Intelligence agents from several countries, including the US, Britain, Israel and Australia, had been assigned to work on Unscom teams, but US officials insisted that no Americans reported to Washington outside Unscom channels.
 
Instead, US officials and others said, it became apparent over time that Iraq was bent on concealing its banned weapons, and that the security forces assigned to that task were the same as those assigned to Saddam's security.
 
The former Unscom chairman Mr Rolf Ekeus, now Sweden's Ambassador to the US, said he briefed members of the Security Council in early 1997 on this discovery and on the possibility that tracking weapons could also end up gathering information that might be helpful in tracking Saddam.
 
Mr Ekeus approved these so-called "special collection missions" in 1996.
 
Inspectors were soon able to map the frequencies used by the Iraqi special security apparatus and intercept communications including those of the Special Republican Guard and the Office of the Presidential Secretary.
 
Communications intercepted included warnings to weapons facilities that Unscom inspectors were on their way and instructions to hide contraband material.
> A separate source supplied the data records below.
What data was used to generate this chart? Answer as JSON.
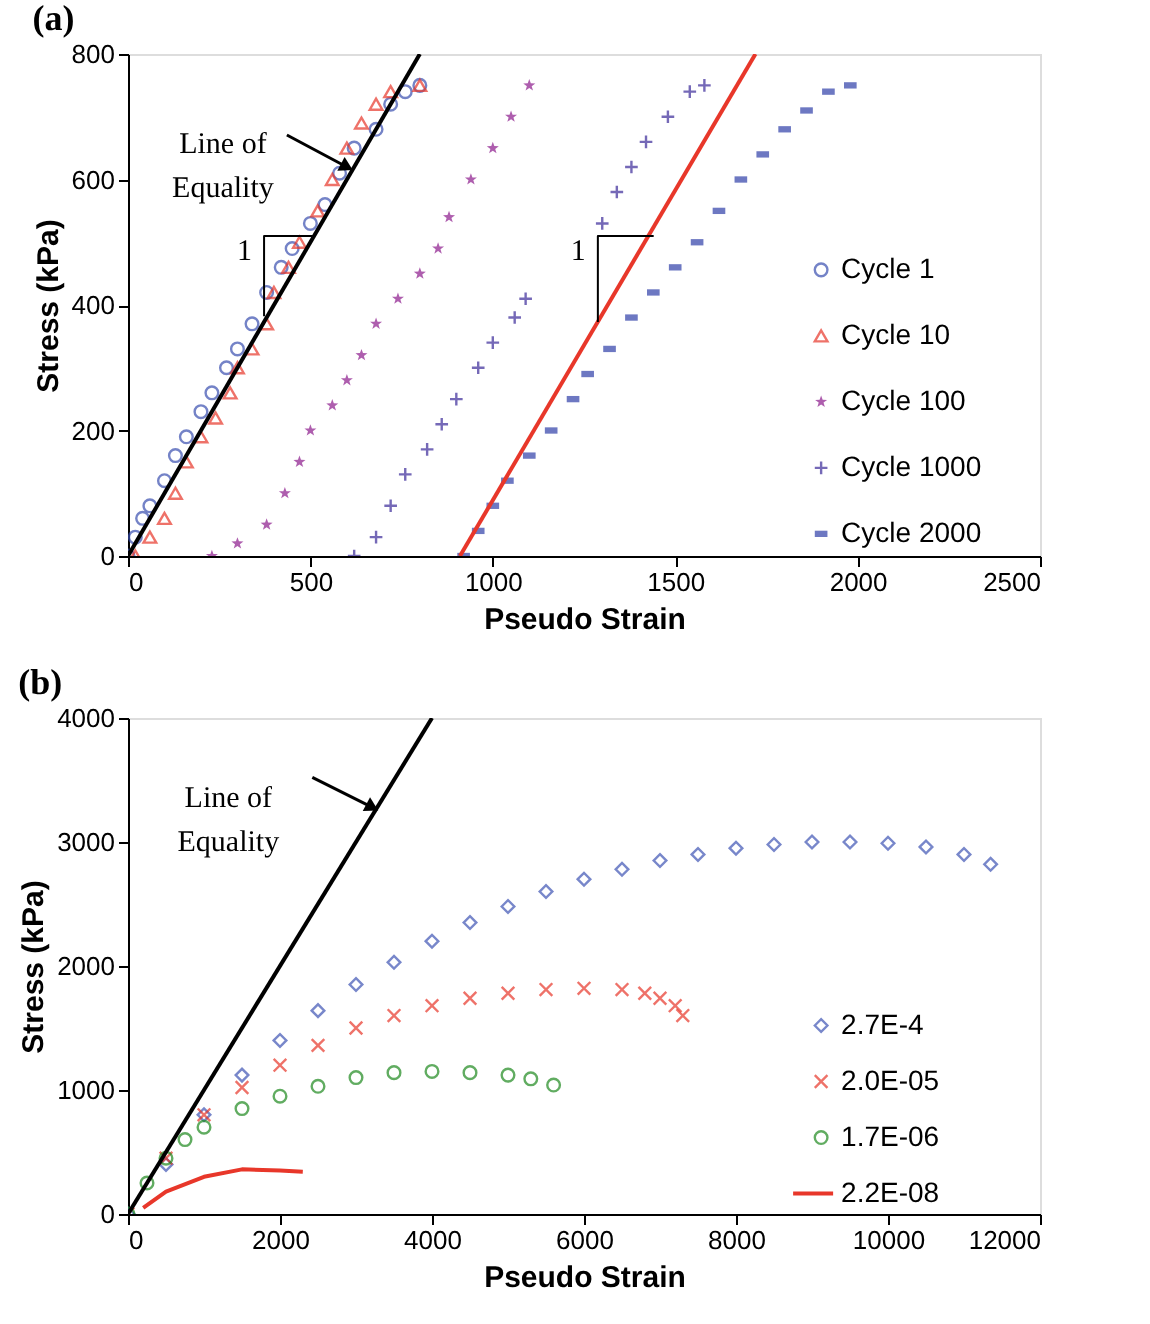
{
  "chart_data": [
    {
      "type": "scatter",
      "title": "(a)",
      "xlabel": "Pseudo Strain",
      "ylabel": "Stress (kPa)",
      "xlim": [
        0,
        2500
      ],
      "ylim": [
        0,
        800
      ],
      "xticks": [
        0,
        500,
        1000,
        1500,
        2000,
        2500
      ],
      "yticks": [
        0,
        200,
        400,
        600,
        800
      ],
      "grid": false,
      "legend": "right",
      "annotations": [
        {
          "text": "Line of\nEquality",
          "x": 600,
          "y": 620
        },
        {
          "text": "1",
          "x": 373,
          "y": 510
        },
        {
          "text": "1",
          "x": 1288,
          "y": 510
        }
      ],
      "series": [
        {
          "name": "Cycle 1",
          "color": "#3a4fb0",
          "marker": "circle",
          "x": [
            0,
            20,
            40,
            60,
            100,
            130,
            160,
            200,
            230,
            270,
            300,
            340,
            380,
            420,
            450,
            500,
            540,
            580,
            620,
            680,
            720,
            760,
            800
          ],
          "values": [
            0,
            30,
            60,
            80,
            120,
            160,
            190,
            230,
            260,
            300,
            330,
            370,
            420,
            460,
            490,
            530,
            560,
            610,
            650,
            680,
            720,
            740,
            750
          ]
        },
        {
          "name": "Cycle 10",
          "color": "#e8372a",
          "marker": "triangle",
          "x": [
            20,
            60,
            100,
            130,
            160,
            200,
            240,
            280,
            300,
            340,
            380,
            400,
            440,
            470,
            520,
            560,
            600,
            640,
            680,
            720,
            800
          ],
          "values": [
            0,
            30,
            60,
            100,
            150,
            190,
            220,
            260,
            300,
            330,
            370,
            420,
            460,
            500,
            550,
            600,
            650,
            690,
            720,
            740,
            750
          ]
        },
        {
          "name": "Cycle 100",
          "color": "#8b1a8b",
          "marker": "star",
          "x": [
            230,
            300,
            380,
            430,
            470,
            500,
            560,
            600,
            640,
            680,
            740,
            800,
            850,
            880,
            940,
            1000,
            1050,
            1100
          ],
          "values": [
            0,
            20,
            50,
            100,
            150,
            200,
            240,
            280,
            320,
            370,
            410,
            450,
            490,
            540,
            600,
            650,
            700,
            750
          ]
        },
        {
          "name": "Cycle 1000",
          "color": "#3b2a9a",
          "marker": "cross",
          "x": [
            620,
            680,
            720,
            760,
            820,
            860,
            900,
            960,
            1000,
            1060,
            1090,
            1300,
            1340,
            1380,
            1420,
            1480,
            1540,
            1580
          ],
          "values": [
            0,
            30,
            80,
            130,
            170,
            210,
            250,
            300,
            340,
            380,
            410,
            530,
            580,
            620,
            660,
            700,
            740,
            750
          ]
        },
        {
          "name": "Cycle 2000",
          "color": "#2f3fa8",
          "marker": "square",
          "x": [
            920,
            960,
            1000,
            1040,
            1100,
            1160,
            1220,
            1260,
            1320,
            1380,
            1440,
            1500,
            1560,
            1620,
            1680,
            1740,
            1800,
            1860,
            1920,
            1980
          ],
          "values": [
            0,
            40,
            80,
            120,
            160,
            200,
            250,
            290,
            330,
            380,
            420,
            460,
            500,
            550,
            600,
            640,
            680,
            710,
            740,
            750
          ]
        },
        {
          "type": "line",
          "color": "#000000",
          "x": [
            0,
            800
          ],
          "values": [
            0,
            800
          ]
        },
        {
          "type": "line",
          "color": "#e8372a",
          "x": [
            910,
            1720
          ],
          "values": [
            0,
            800
          ]
        },
        {
          "type": "line",
          "color": "#000000",
          "x": [
            510,
            373,
            373
          ],
          "values": [
            510,
            510,
            382
          ]
        },
        {
          "type": "line",
          "color": "#000000",
          "x": [
            1441,
            1288,
            1288
          ],
          "values": [
            510,
            510,
            373
          ]
        }
      ]
    },
    {
      "type": "scatter",
      "title": "(b)",
      "xlabel": "Pseudo Strain",
      "ylabel": "Stress (kPa)",
      "xlim": [
        0,
        12000
      ],
      "ylim": [
        0,
        4000
      ],
      "xticks": [
        0,
        2000,
        4000,
        6000,
        8000,
        10000,
        12000
      ],
      "yticks": [
        0,
        1000,
        2000,
        3000,
        4000
      ],
      "grid": false,
      "legend": "bottom right",
      "annotations": [
        "Line of\nEquality"
      ],
      "series": [
        {
          "name": "2.7E-4",
          "color": "#3f55b5",
          "marker": "diamond",
          "x": [
            0,
            500,
            1000,
            1500,
            2000,
            2500,
            3000,
            3500,
            4000,
            4500,
            5000,
            5500,
            6000,
            6500,
            7000,
            7500,
            8000,
            8500,
            9000,
            9500,
            10000,
            10500,
            11000,
            11350
          ],
          "values": [
            0,
            400,
            800,
            1120,
            1400,
            1640,
            1850,
            2030,
            2200,
            2350,
            2480,
            2600,
            2700,
            2780,
            2850,
            2900,
            2950,
            2980,
            3000,
            3000,
            2990,
            2960,
            2900,
            2820
          ]
        },
        {
          "name": "2.0E-05",
          "color": "#e8372a",
          "marker": "x",
          "x": [
            0,
            500,
            1000,
            1500,
            2000,
            2500,
            3000,
            3500,
            4000,
            4500,
            5000,
            5500,
            6000,
            6500,
            6800,
            7000,
            7200,
            7300
          ],
          "values": [
            0,
            450,
            800,
            1020,
            1200,
            1360,
            1500,
            1600,
            1680,
            1740,
            1780,
            1810,
            1820,
            1810,
            1780,
            1740,
            1680,
            1600
          ]
        },
        {
          "name": "1.7E-06",
          "color": "#1f8a1f",
          "marker": "circle",
          "x": [
            0,
            250,
            500,
            750,
            1000,
            1500,
            2000,
            2500,
            3000,
            3500,
            4000,
            4500,
            5000,
            5300,
            5600
          ],
          "values": [
            0,
            250,
            450,
            600,
            700,
            850,
            950,
            1030,
            1100,
            1140,
            1150,
            1140,
            1120,
            1090,
            1040
          ]
        },
        {
          "name": "2.2E-08",
          "type": "line",
          "color": "#e8372a",
          "x": [
            200,
            500,
            1000,
            1500,
            2000,
            2300
          ],
          "values": [
            50,
            180,
            300,
            360,
            350,
            340
          ]
        },
        {
          "type": "line",
          "color": "#000000",
          "x": [
            0,
            4000
          ],
          "values": [
            0,
            4000
          ]
        }
      ]
    }
  ]
}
But that information did not help the inspectors at the time, officials said, because it had to be relayed to Israel and Britain - or, at a later date, to the NSA - to be decoded and translated.
 
Last March the US took over the operation. A spy entered Iraq in the guise of a UN weapons inspector and arranged for the installation of the more sophisticated, stationary equipment.
 
US officials said Mr Ekeus and his successor, Mr Richard Butler, had been concerned that inspectors' lives would be endangered if the Iraqis discovered the portable equipment they were carrying. Once the US's so-called "black boxes" were installed, that danger was eliminated, officials said.
 
Mr Butler has categorically denied that Unscom was used for spying on behalf of the US.